Четверых, оставшихся в угловой палате, непогода чаще держала в помещении. Неприютно, скучно, зевотно…
— Петр Ануфриевич, — обращается Боря Басаргин к майору Щатенко, — вы так вот всю жизнь — военный?
Петр Ануфриевич закрыл книгу, оставив в ней палец вместо закладки, хрустко, со вкусом потянулся. Читать ему надоело, и он не прочь поболтать. Отозвался:
— Всю жизнь, Борька. Счастливые люди в рубашках родятся, а меня вот в сапогах и гимнастерке на свет произвели. Поп, когда крестил, хотел и отпеть заодно, поскольку, говорит, служивый — ему так и так убиту быть.
— А если без этого, как его…
— Без глупостей? Без глупостей, Борька, всю жизнь я не мог быть военным. Тридцать три года — не вся жизнь. Если и убьют сегодня или завтра, все равно — не вся. Двадцать три из этой жизни взяли школа да институт.
— Десять лет — тоже немало.
— Много, Борька. Если учесть, что в училище всего два года, а остальное время на войне, то очень много. С басмачами на границе, летом тридцать девятого — Халхин-Гол, зимой того же года — на финской. Только подлечился после ранения — эта война началась. Два раза под пули попадал, а на третий раз вон какую железину в меня всадили, — Петр Ануфриевич дотянулся до тумбочки, постучал похожим на морскую раковину осколком.
— В институте вы на кого выучились, товарищ майор?
— Ни на кого не выучился, Борька. Болтался, как цветок в проруби.
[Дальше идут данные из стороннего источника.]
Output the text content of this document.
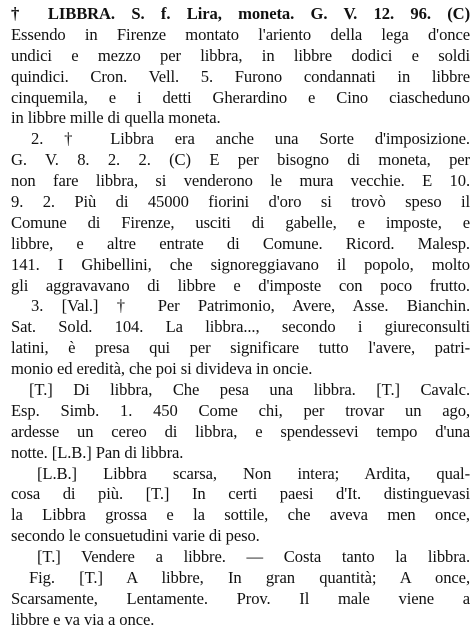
† LIBBRA. S. f. Lira, moneta. G. V. 12. 96. (C)
Essendo in Firenze montato l'ariento della lega d'once
undici e mezzo per libbra, in libbre dodici e soldi
quindici. Cron. Vell. 5. Furono condannati in libbre
cinquemila, e i detti Gherardino e Cino ciascheduno
in libbre mille di quella moneta.
2. † Libbra era anche una Sorte d'imposizione.
G. V. 8. 2. 2. (C) E per bisogno di moneta, per
non fare libbra, si venderono le mura vecchie. E 10.
9. 2. Più di 45000 fiorini d'oro si trovò speso il
Comune di Firenze, usciti di gabelle, e imposte, e
libbre, e altre entrate di Comune. Ricord. Malesp.
141. I Ghibellini, che signoreggiavano il popolo, molto
gli aggravavano di libbre e d'imposte con poco frutto.
3. [Val.] † Per Patrimonio, Avere, Asse. Bianchin.
Sat. Sold. 104. La libbra..., secondo i giureconsulti
latini, è presa qui per significare tutto l'avere, patri-
monio ed eredità, che poi si divideva in oncie.
[T.] Di libbra, Che pesa una libbra. [T.] Cavalc.
Esp. Simb. 1. 450 Come chi, per trovar un ago,
ardesse un cereo di libbra, e spendessevi tempo d'una
notte. [L.B.] Pan di libbra.
[L.B.] Libbra scarsa, Non intera; Ardita, qual-
cosa di più. [T.] In certi paesi d'It. distinguevasi
la Libbra grossa e la sottile, che aveva men once,
secondo le consuetudini varie di peso.
[T.] Vendere a libbre. — Costa tanto la libbra.
Fig. [T.] A libbre, In gran quantità; A once,
Scarsamente, Lentamente. Prov. Il male viene a
libbre e va via a once.
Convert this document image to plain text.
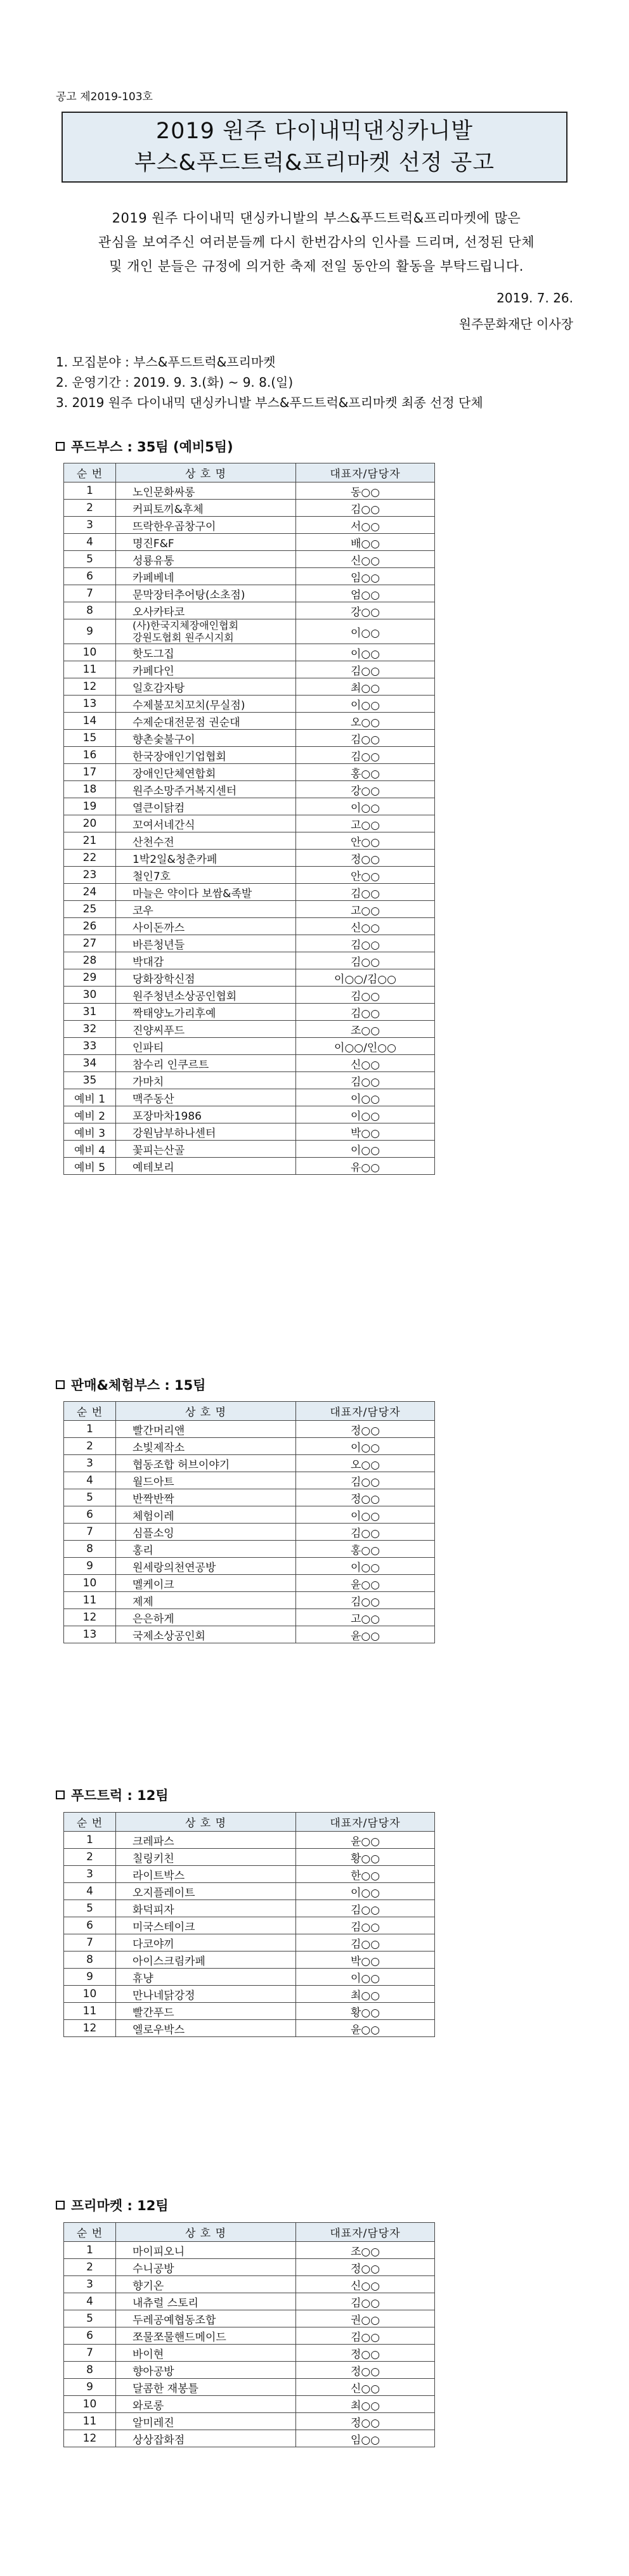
공고 제2019-103호
2019 원주 다이내믹댄싱카니발
부스&푸드트럭&프리마켓 선정 공고
2019 원주 다이내믹 댄싱카니발의 부스&푸드트럭&프리마켓에 많은
관심을 보여주신 여러분들께 다시 한번감사의 인사를 드리며, 선정된 단체
및 개인 분들은 규정에 의거한 축제 전일 동안의 활동을 부탁드립니다.
2019. 7. 26.
원주문화재단 이사장
1. 모집분야 : 부스&푸드트럭&프리마켓
2. 운영기간 : 2019. 9. 3.(화) ~ 9. 8.(일)
3. 2019 원주 다이내믹 댄싱카니발 부스&푸드트럭&프리마켓 최종 선정 단체
푸드부스 : 35팀 (예비5팀)
순 번	상 호 명	대표자/담당자
1	노인문화싸롱	동○○
2	커피토끼&후체	김○○
3	뜨락한우곱창구이	서○○
4	명진F&F	배○○
5	성룡유통	신○○
6	카페베네	임○○
7	문막장터추어탕(소초점)	엄○○
8	오사카타코	강○○
9	(사)한국지체장애인협회
강원도협회 원주시지회	이○○
10	핫도그집	이○○
11	카페다인	김○○
12	일호감자탕	최○○
13	수제불꼬치꼬치(무실점)	이○○
14	수제순대전문점 권순대	오○○
15	향촌숯불구이	김○○
16	한국장애인기업협회	김○○
17	장애인단체연합회	홍○○
18	원주소망주거복지센터	강○○
19	열큰이닭컴	이○○
20	꼬여서네간식	고○○
21	산천수전	안○○
22	1박2일&청춘카페	정○○
23	철인7호	안○○
24	마늘은 약이다 보쌈&족발	김○○
25	코우	고○○
26	사이돈까스	신○○
27	바른청년들	김○○
28	박대감	김○○
29	당화장학신점	이○○/김○○
30	원주청년소상공인협회	김○○
31	짝태양노가리후예	김○○
32	진양씨푸드	조○○
33	인파티	이○○/인○○
34	참수리 인쿠르트	신○○
35	가마치	김○○
예비 1	맥주동산	이○○
예비 2	포장마차1986	이○○
예비 3	강원남부하나센터	박○○
예비 4	꽃피는산골	이○○
예비 5	예테보리	유○○
판매&체험부스 : 15팀
순 번	상 호 명	대표자/담당자
1	빨간머리앤	정○○
2	소빛제작소	이○○
3	협동조합 허브이야기	오○○
4	월드아트	김○○
5	반짝반짝	정○○
6	체험이레	이○○
7	심플소잉	김○○
8	홍리	홍○○
9	원세랑의천연공방	이○○
10	멜케이크	윤○○
11	제제	김○○
12	은은하게	고○○
13	국제소상공인회	윤○○
푸드트럭 : 12팀
순 번	상 호 명	대표자/담당자
1	크레파스	윤○○
2	칠링키친	황○○
3	라이트박스	한○○
4	오지플레이트	이○○
5	화덕피자	김○○
6	미국스테이크	김○○
7	다코야끼	김○○
8	아이스크림카페	박○○
9	휴냥	이○○
10	만나네닭강정	최○○
11	빨간푸드	황○○
12	엘로우박스	윤○○
프리마켓 : 12팀
순 번	상 호 명	대표자/담당자
1	마이피오니	조○○
2	수니공방	정○○
3	향기온	신○○
4	내츄럴 스토리	김○○
5	두레공예협동조합	권○○
6	쪼물쪼물핸드메이드	김○○
7	바이현	정○○
8	향아공방	정○○
9	달콤한 재봉틀	신○○
10	와로롱	최○○
11	알미레진	정○○
12	상상잡화점	임○○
Поступил на физико-математический, через полгода в историки подался, потом журналистикой увлекся, а после третьего курса совсем с институтом расстался. Решил писателем стать. Накатал роман страниц на семьсот, отнес в издательство. Жду, когда перевод на тыщи рублей придет. Пришла открытка: прочитали, приходите. Стали мне про Пушкина, про Толстого говорить, а когда про Гоголя помянули, я сгреб свою рукопись и спрашиваю: «Где тут у вас печка? Хочу на Гоголя походить». С тех пор мечту о романах забросил, а рассказы и сейчас пишу.
— Печатают в книжках?
— Нет, Борька, не печатают, — Щатенко спустил ноги на пол, сел. — Никак не угодишь им. Очень короткие, говорят. А длинные я боюсь писать — вдруг опять на роман потянет.
— Прочитайте какой-нибудь.
— Прочитать можно, только вот какой? — Щатенко раздумчиво потер висок.
Боря перебрался к нему на койку, пристроился рядом, спросил:
— А где он у вас, с чего читать будете?
Щатенко вынул забытый меж страниц палец, положил книжку на тумбочку, чтобы не перелистнулась, придавил ее снарядным осколком.
— С мозга читать буду, — он костяшками кулака постучал себя по лбу. — Они у меня все тут. Тебе какой, с заглавием?
— Лучше с заглавием.
— Тогда вот какой. Рассказ называется «Сплошал». — Щатенко прокашлялся, возвел очи горе и начал: «Он сграбастал его большой, как лопата, рукой за лицо и сдавил так, что высвободились зубы. Разъяренный, плюнул в этот оскал и тут же, бледнея от страха, понял, что плюнул не в того, в кого хотел плюнуть».
Рассказчик умолк, Боря недоуменно уставился на него:
— Все, что ли?
— Все.
— Почему он ему по харе не врезал? Плюется, гад…
— Не знаю.
— Как — не знаю? — опешил Боря. — Вы же сочиняли!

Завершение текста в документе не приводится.